Figure 3: Comparison of eight graph metrics across Base, RL, SFT, and SFT+RL models. Values are averaged across different model sizes.
Local Structure:
Empirical and Implementation Considerations
- Prompt and inference configuration: Model accuracy is highly sensitive to prompt templates and response length. For models generating lengthy reasoning, increasing
max_model_len is critical to avoid truncation-induced degradation (see Figure 5).
- Sampling and clustering: For trajectory-level analysis, 256 samples per problem with temperature 0.6 and top_p 0.95 are used. Hierarchical clustering with chrF similarity thresholding is robust to metric and threshold choice.

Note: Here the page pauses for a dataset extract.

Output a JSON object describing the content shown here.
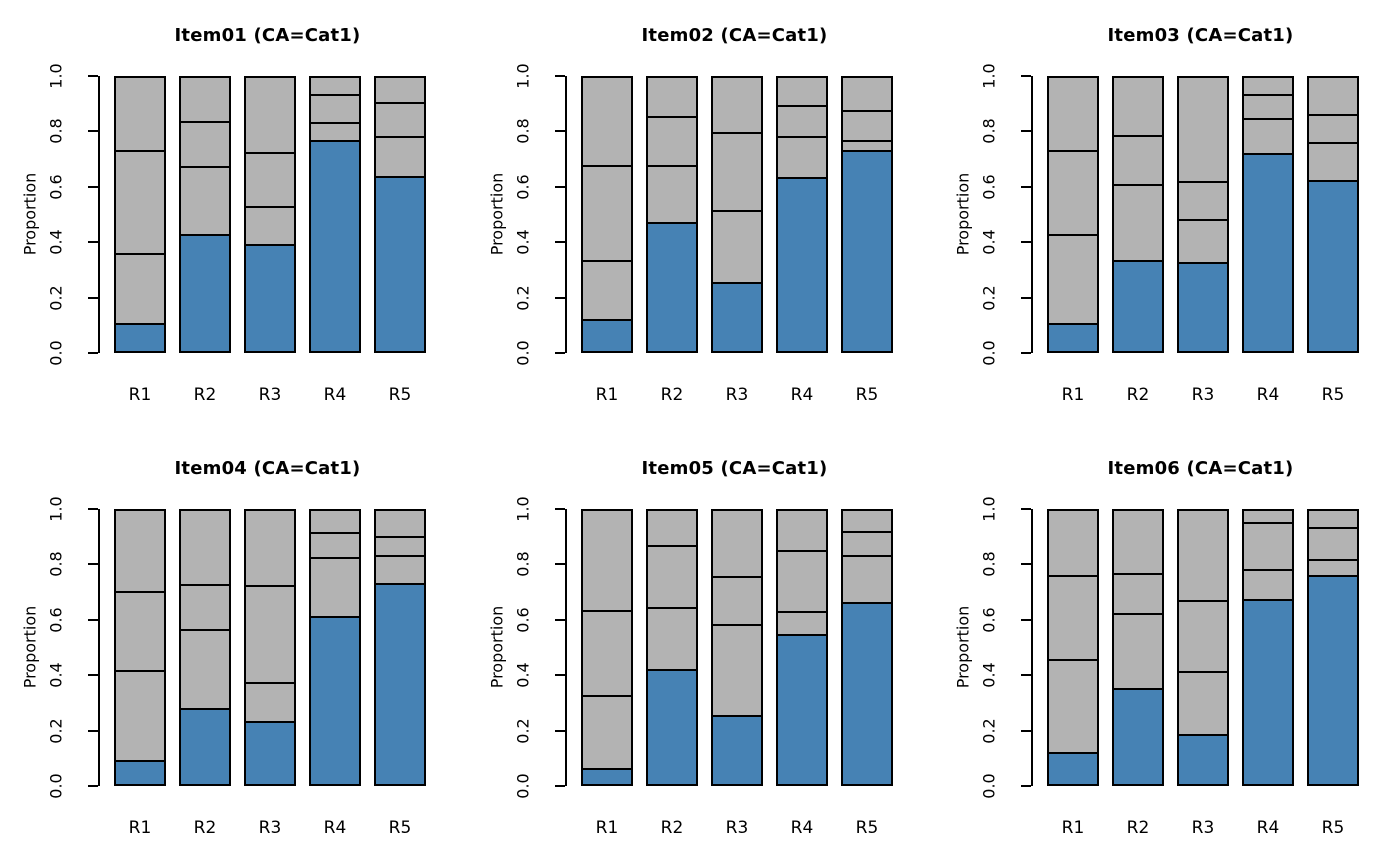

- Graph construction: Sentence embeddings (BGE-large-en-v1.5, d=1024) and k-means clustering (K=2000) are used to define graph nodes. Graph-theoretic metrics are computed using NetworkX.

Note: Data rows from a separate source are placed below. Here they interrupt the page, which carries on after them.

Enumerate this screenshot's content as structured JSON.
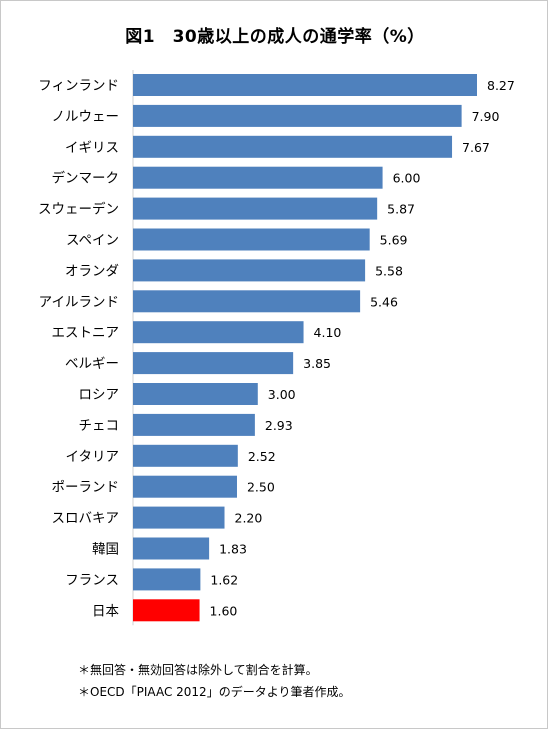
{
  "chart_data": {
    "type": "bar",
    "orientation": "horizontal",
    "title": "図1　30歳以上の成人の通学率（%）",
    "categories": [
      "フィンランド",
      "ノルウェー",
      "イギリス",
      "デンマーク",
      "スウェーデン",
      "スペイン",
      "オランダ",
      "アイルランド",
      "エストニア",
      "ベルギー",
      "ロシア",
      "チェコ",
      "イタリア",
      "ポーランド",
      "スロバキア",
      "韓国",
      "フランス",
      "日本"
    ],
    "values": [
      8.27,
      7.9,
      7.67,
      6.0,
      5.87,
      5.69,
      5.58,
      5.46,
      4.1,
      3.85,
      3.0,
      2.93,
      2.52,
      2.5,
      2.2,
      1.83,
      1.62,
      1.6
    ],
    "value_labels": [
      "8.27",
      "7.90",
      "7.67",
      "6.00",
      "5.87",
      "5.69",
      "5.58",
      "5.46",
      "4.10",
      "3.85",
      "3.00",
      "2.93",
      "2.52",
      "2.50",
      "2.20",
      "1.83",
      "1.62",
      "1.60"
    ],
    "xlim": [
      0,
      8.27
    ],
    "grid": false,
    "legend": "none",
    "colors": {
      "bar": "#4f81bd",
      "highlight": "#ff0000",
      "highlight_category": "日本"
    }
  },
  "notes": [
    "＊無回答・無効回答は除外して割合を計算。",
    "＊OECD「PIAAC 2012」のデータより筆者作成。"
  ]
}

- Scaling: The analysis is performed across 1.5B, 7B, and 14B models, and on multiple mathematical datasets (AIME24, AIME25, AMC23), demonstrating the generality of the observed phenomena.
Theoretical and Practical Implications
- RL as a distributional sharpener: RLVR does not create new solution modes but reallocates probability mass, compressing both correct and incorrect trajectories. This supports theoretical results on support shrinkage and diversity collapse.
- SFT as a diversity expander: SFT introduces new correct solution strategies but does not suppress incorrect ones, explaining its tendency to improve Pass@k but not Pass@1.
- Two-stage SFT+RL: The complementary mechanisms of SFT and RL justify the widespread adoption of SFT followed by RL in high-performing reasoning LLMs.
- Graph-theoretic perspective: Concentration of reasoning into functional hubs (RL) versus distributed reasoning (SFT) provides a new lens for understanding generalization, memorization, and the emergence of cognitive behaviors such as backtracking.
- Data curation and training recipes: The findings suggest that SFT data should prioritize correct, diverse reasoning traces, while RL should be used to suppress incorrect modes. Step-level graph analysis can inform targeted RL on functional steps for more efficient learning.
Limitations and Future Directions
- The analysis is restricted to mathematical reasoning; extension to coding and scientific domains is warranted.
- The paper focuses on algorithmic differences between RL and SFT, not on dataset distribution shifts or robustness.
- Future work should investigate the impact of exploration bonuses in RL, the effect of distribution shift, and the application of graph-based metrics for dataset and curriculum design.
Conclusion
This paper provides a rigorous, multi-level analysis of how RL and SFT shape the reasoning processes of LLMs. RL compresses and concentrates reasoning, while SFT expands and diversifies it. The two-stage SFT+RL paradigm is empirically and theoretically justified by their complementary effects on reasoning path diversity and graph topology. The reasoning path and graph-theoretic framework introduced here offers actionable insights for the design, training, and evaluation of next-generation reasoning LLMs.